Clue Matters: Leveraging Latent Visual Clues to Empower Video Reasoning
AI 摘要
ClueNet通过挖掘视觉线索增强视频推理能力,提升VideoQA性能,并缓解幻觉问题。
主要贡献
- 提出ClueNet框架,利用视觉线索进行视频推理
- 解耦监督学习,对线索提取和链式推理进行对齐
- 自适应线索过滤器,细化高阶推理
方法论
ClueNet通过两阶段监督微调,提取视觉线索,进行链式推理,并使用自适应线索过滤器优化。
原文摘要
Multi-modal Large Language Models (MLLMs) have significantly advanced video reasoning, yet Video Question Answering (VideoQA) remains challenging due to its demand for temporal causal reasoning and evidence-grounded answer generation. Prevailing end-to-end MLLM frameworks lack explicit structured reasoning between visual perception and answer derivation, causing severe hallucinations and poor interpretability. Existing methods also fail to address three core gaps: faithful visual clue extraction, utility-aware clue filtering, and end-to-end clue-answer alignment.
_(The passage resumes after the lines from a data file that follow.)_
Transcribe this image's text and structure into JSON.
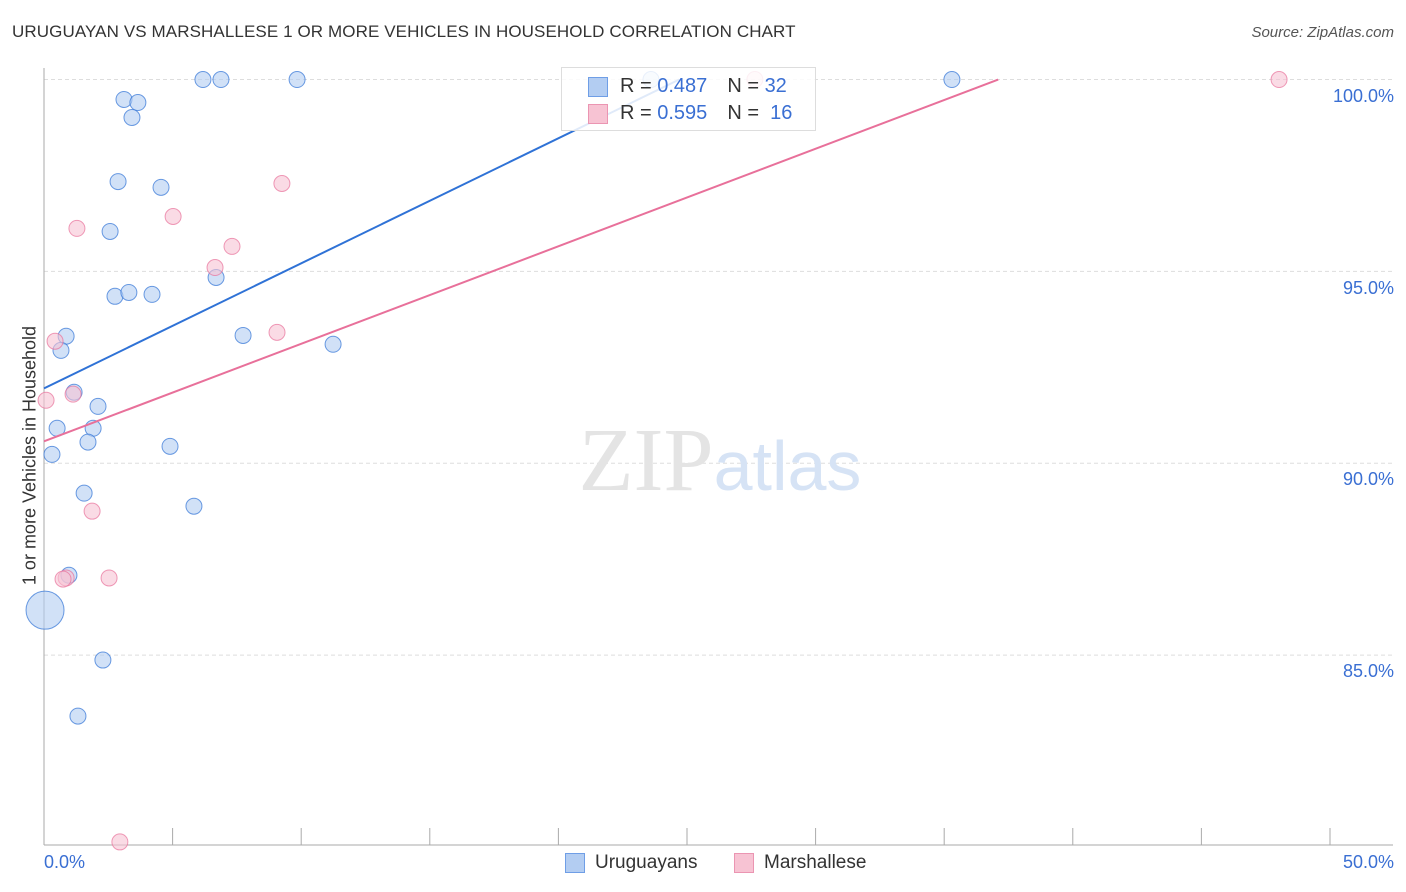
{
  "chart_data": {
    "type": "scatter",
    "title": "URUGUAYAN VS MARSHALLESE 1 OR MORE VEHICLES IN HOUSEHOLD CORRELATION CHART",
    "source": "Source: ZipAtlas.com",
    "xlabel": "",
    "ylabel": "1 or more Vehicles in Household",
    "xlim": [
      0,
      52.45
    ],
    "ylim": [
      80.05,
      100.3
    ],
    "x_tick_labels": {
      "left": "0.0%",
      "right": "50.0%"
    },
    "y_ticks": [
      {
        "value": 100,
        "label": "100.0%"
      },
      {
        "value": 95,
        "label": "95.0%"
      },
      {
        "value": 90,
        "label": "90.0%"
      },
      {
        "value": 85,
        "label": "85.0%"
      }
    ],
    "x_tick_marks": [
      0,
      5,
      10,
      15,
      20,
      25,
      30,
      35,
      40,
      45,
      50
    ],
    "grid": true,
    "legend_placement": "top-center",
    "watermark": "ZIPatlas",
    "series": [
      {
        "name": "Uruguayans",
        "color": "#2f72d6",
        "fill": "#b3cdf2",
        "R": "0.487",
        "N": "32",
        "trend": {
          "x0": 0,
          "y0": 91.95,
          "x1": 24.7,
          "y1": 100
        },
        "points": [
          [
            6.18,
            100
          ],
          [
            6.88,
            100
          ],
          [
            9.84,
            100
          ],
          [
            23.6,
            100
          ],
          [
            35.3,
            100
          ],
          [
            3.11,
            99.48
          ],
          [
            3.65,
            99.4
          ],
          [
            3.42,
            99.01
          ],
          [
            2.88,
            97.34
          ],
          [
            4.55,
            97.19
          ],
          [
            2.57,
            96.04
          ],
          [
            2.76,
            94.35
          ],
          [
            3.3,
            94.45
          ],
          [
            4.2,
            94.4
          ],
          [
            6.69,
            94.84
          ],
          [
            7.74,
            93.33
          ],
          [
            0.86,
            93.31
          ],
          [
            0.66,
            92.94
          ],
          [
            11.24,
            93.1
          ],
          [
            1.17,
            91.85
          ],
          [
            2.1,
            91.48
          ],
          [
            0.51,
            90.91
          ],
          [
            1.91,
            90.91
          ],
          [
            1.71,
            90.55
          ],
          [
            4.9,
            90.44
          ],
          [
            0.31,
            90.23
          ],
          [
            1.56,
            89.22
          ],
          [
            5.83,
            88.88
          ],
          [
            0.97,
            87.08
          ],
          [
            0.04,
            86.17,
            "large"
          ],
          [
            2.29,
            84.87
          ],
          [
            1.32,
            83.41
          ]
        ]
      },
      {
        "name": "Marshallese",
        "color": "#e8709a",
        "fill": "#f7c3d3",
        "R": "0.595",
        "N": "16",
        "trend": {
          "x0": 0,
          "y0": 90.57,
          "x1": 37.1,
          "y1": 100
        },
        "points": [
          [
            1.28,
            96.12
          ],
          [
            5.02,
            96.43
          ],
          [
            9.25,
            97.29
          ],
          [
            7.31,
            95.65
          ],
          [
            6.65,
            95.1
          ],
          [
            9.06,
            93.41
          ],
          [
            0.43,
            93.18
          ],
          [
            1.13,
            91.8
          ],
          [
            0.08,
            91.64
          ],
          [
            1.87,
            88.75
          ],
          [
            0.86,
            87.01
          ],
          [
            0.74,
            86.98
          ],
          [
            2.53,
            87.01
          ],
          [
            2.95,
            80.13
          ],
          [
            27.64,
            100
          ],
          [
            48.02,
            100
          ]
        ]
      }
    ]
  },
  "legend": {
    "r_label": "R =",
    "n_label": "N ="
  }
}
Inspired by hierarchical human visual cognition, we propose ClueNet, a clue-aware video reasoning framework with a two-stage supervised fine-tuning paradigm without extensive base model modifications. Decoupled supervision aligns clue extraction and chain-based reasoning, while inference supervision with an adaptive clue filter refines high-order reasoning, alongside lightweight modules for efficient inference. Experiments on NExT-QA, STAR, and MVBench show that ClueNet outperforms state-of-the-art methods by $\ge$ 1.1%, with superior generalization, hallucination mitigation, inference efficiency, and cross-backbone compatibility. This work bridges the perception-to-generation gap in MLLM video understanding, providing an interpretable, faithful reasoning paradigm for high-stakes VideoQA applications.